Aiming to improve clarity and predictability for digital platform operators as to enforcement of the AMA, the Platform ASBP Guidelines provide a non-exhaustive list of conduct by digital platform operators related to acquisition or use of personal information that can amount to an abuse of superior bargaining position. Such conducts include acquiring personal information without stating the purpose of use to consumers, acquiring personal information against consumers’ intention beyond the scope necessary to achieve the purpose of use, acquiring personal data without taking the precautions necessary and appropriate for safe management of personal information, causing consumers in continuous use of services to provide other economic interests such as personal information, in addition to the consideration provided in exchange for the use of services, using personal information against the intention of consumers beyond the scope necessary to achieve the purpose of use, using personal data without taking precautions necessary and appropriate for the safe management of personal information.
For the Platform ASBP Guidelines concerning issues regulated by the Act on the Protection of Personal Information of Japan, the Personal Information Protection Commission (PPC), the supervising agency for the APPI, issued a statement that it would cooperate with the JFTC when it finds facts that can be considered unfair acquisition or use of personal information by a digital platform operator which holds a superior bargaining position. In return, the JFTC issued a statement that it will cooperate with the PPC about abuse of a superior bargaining position between digital platform operators and consumers who provide personal information.
A total of 310 merger notifications were made in FY 2019. The JFTC cleared 300 cases without a Phase II review and, of those, the 30-day waiting period, during which the notified transaction cannot be closed, was shortened in 217 cases.

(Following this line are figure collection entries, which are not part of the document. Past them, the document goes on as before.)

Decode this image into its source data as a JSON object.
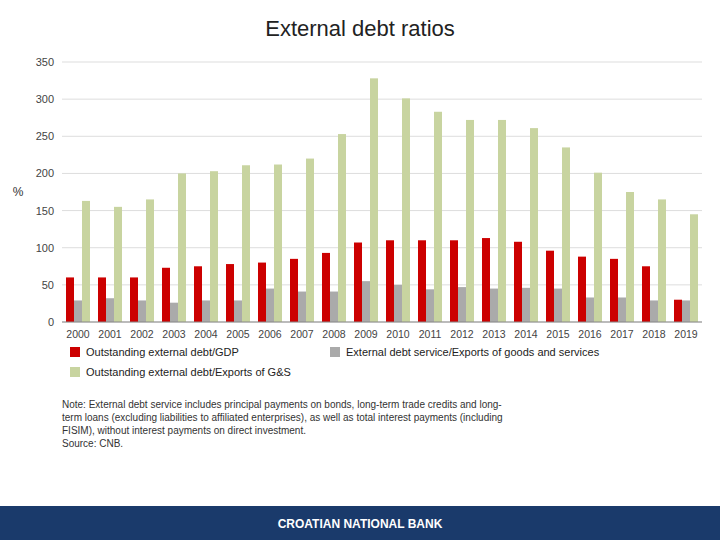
{
  "chart_data": {
    "type": "bar",
    "title": "External debt ratios",
    "categories": [
      "2000",
      "2001",
      "2002",
      "2003",
      "2004",
      "2005",
      "2006",
      "2007",
      "2008",
      "2009",
      "2010",
      "2011",
      "2012",
      "2013",
      "2014",
      "2015",
      "2016",
      "2017",
      "2018",
      "2019"
    ],
    "series": [
      {
        "name": "Outstanding external debt/GDP",
        "color": "#cc0000",
        "values": [
          60,
          60,
          60,
          73,
          75,
          78,
          80,
          85,
          93,
          107,
          110,
          110,
          110,
          113,
          108,
          96,
          88,
          85,
          75,
          30
        ]
      },
      {
        "name": "External debt service/Exports of goods and services",
        "color": "#aaaaaa",
        "values": [
          29,
          32,
          29,
          26,
          29,
          29,
          45,
          41,
          41,
          55,
          50,
          44,
          47,
          45,
          46,
          45,
          33,
          33,
          29,
          29
        ]
      },
      {
        "name": "Outstanding external debt/Exports of G&S",
        "color": "#c8d4a0",
        "values": [
          163,
          155,
          165,
          200,
          203,
          211,
          212,
          220,
          253,
          328,
          301,
          283,
          272,
          272,
          261,
          235,
          201,
          175,
          165,
          145
        ]
      }
    ],
    "ylabel": "%",
    "ylim": [
      0,
      350
    ],
    "yticks": [
      0,
      50,
      100,
      150,
      200,
      250,
      300,
      350
    ],
    "grid": true,
    "legend": "bottom",
    "annotations": [
      "Note: External debt service includes principal payments on bonds, long-term trade credits and  long-\nterm loans (excluding liabilities to affiliated enterprises), as well as total interest payments (including\nFISIM), without interest payments on direct investment.\nSource: CNB.",
      "CROATIAN NATIONAL BANK"
    ]
  }
}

Of the 310 cases, only one transitioned to a Phase II review.
Mergers, business transfers, corporate splits (or demergers), joint share transfers and share acquisitions (including joint ventures) require prior notification under the AMA where they will exceed certain thresholds, even in some cases of foreign-to-foreign mergers between undertakings that have no Japanese subsidiary or branch office in Japan, which may have a significant negative impact on competition in the Japanese market.

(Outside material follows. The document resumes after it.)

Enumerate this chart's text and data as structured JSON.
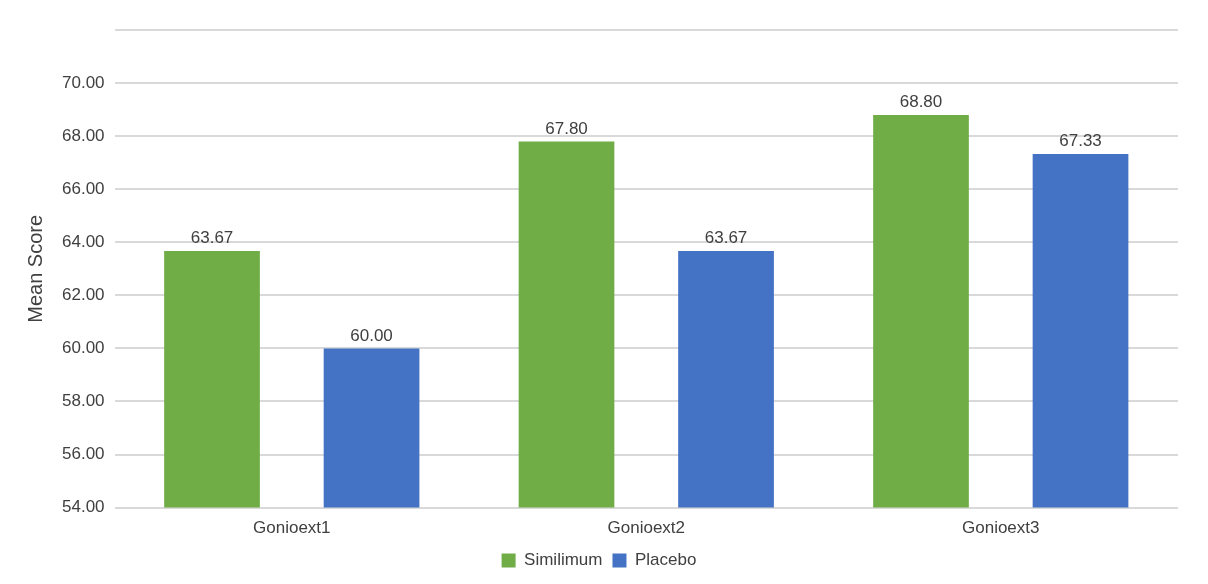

The JFTC amended its Guidelines on Application of the Antimonopoly Act Concerning Review of Business Combinations (Business Combination Guidelines) and Policies Concerning Procedures for Review of Business Combinations (Business Combination Procedures Policies) on 17 December 2019 in response to the increasing necessity in recent years to properly deal with business combinations in the digital market.

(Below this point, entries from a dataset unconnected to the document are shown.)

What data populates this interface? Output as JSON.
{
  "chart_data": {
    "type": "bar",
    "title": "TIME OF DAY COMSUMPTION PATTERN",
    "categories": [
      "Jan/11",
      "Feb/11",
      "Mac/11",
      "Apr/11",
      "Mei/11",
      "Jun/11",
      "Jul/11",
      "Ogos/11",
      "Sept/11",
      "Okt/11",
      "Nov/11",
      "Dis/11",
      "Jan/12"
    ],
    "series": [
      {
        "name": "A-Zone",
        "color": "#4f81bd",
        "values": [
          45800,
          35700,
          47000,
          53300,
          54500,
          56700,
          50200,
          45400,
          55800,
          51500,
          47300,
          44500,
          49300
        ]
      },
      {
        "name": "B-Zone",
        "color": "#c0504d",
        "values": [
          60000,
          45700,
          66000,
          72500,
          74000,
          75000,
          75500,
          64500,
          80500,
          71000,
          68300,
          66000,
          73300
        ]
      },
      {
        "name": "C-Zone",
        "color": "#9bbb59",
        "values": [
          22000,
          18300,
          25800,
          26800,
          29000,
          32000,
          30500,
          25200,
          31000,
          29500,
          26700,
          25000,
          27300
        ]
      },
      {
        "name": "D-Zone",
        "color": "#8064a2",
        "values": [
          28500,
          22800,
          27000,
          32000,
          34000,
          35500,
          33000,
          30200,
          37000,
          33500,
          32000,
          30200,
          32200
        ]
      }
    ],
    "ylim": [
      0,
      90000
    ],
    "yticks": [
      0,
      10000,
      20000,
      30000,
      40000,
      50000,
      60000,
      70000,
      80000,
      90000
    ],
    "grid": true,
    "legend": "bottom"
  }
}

The amended Business Combinations Guidelines (i) clarify the approach to reviews of business combinations in the digital sector where digital platform operators are involved, based on the characteristics of digital services, (ii) clarify the approach to cases involving acquisition of a start-up company that is still small in scale but has important assets for competition purposes such as data and intellectual property rights and (iii) describe in detail the way to analyse competition in vertical and conglomerate business combinations, based on recent reviews of business combinations.
The amended Business Combination Procedures Policies clearly state that a business combination review will be conducted when the total amount of consideration for the acquisition is large and the business combination plan is expected to affect domestic consumers even if it does not require prior notification under the AMA, and that it is recommended that companies planning such a business combination consult with the JFTC. It is also clarified that the JFTC may request such companies to submit internal documents (eg, materials and minutes used at board of directors’ meetings) to confirm the purpose, etc, of the business combination.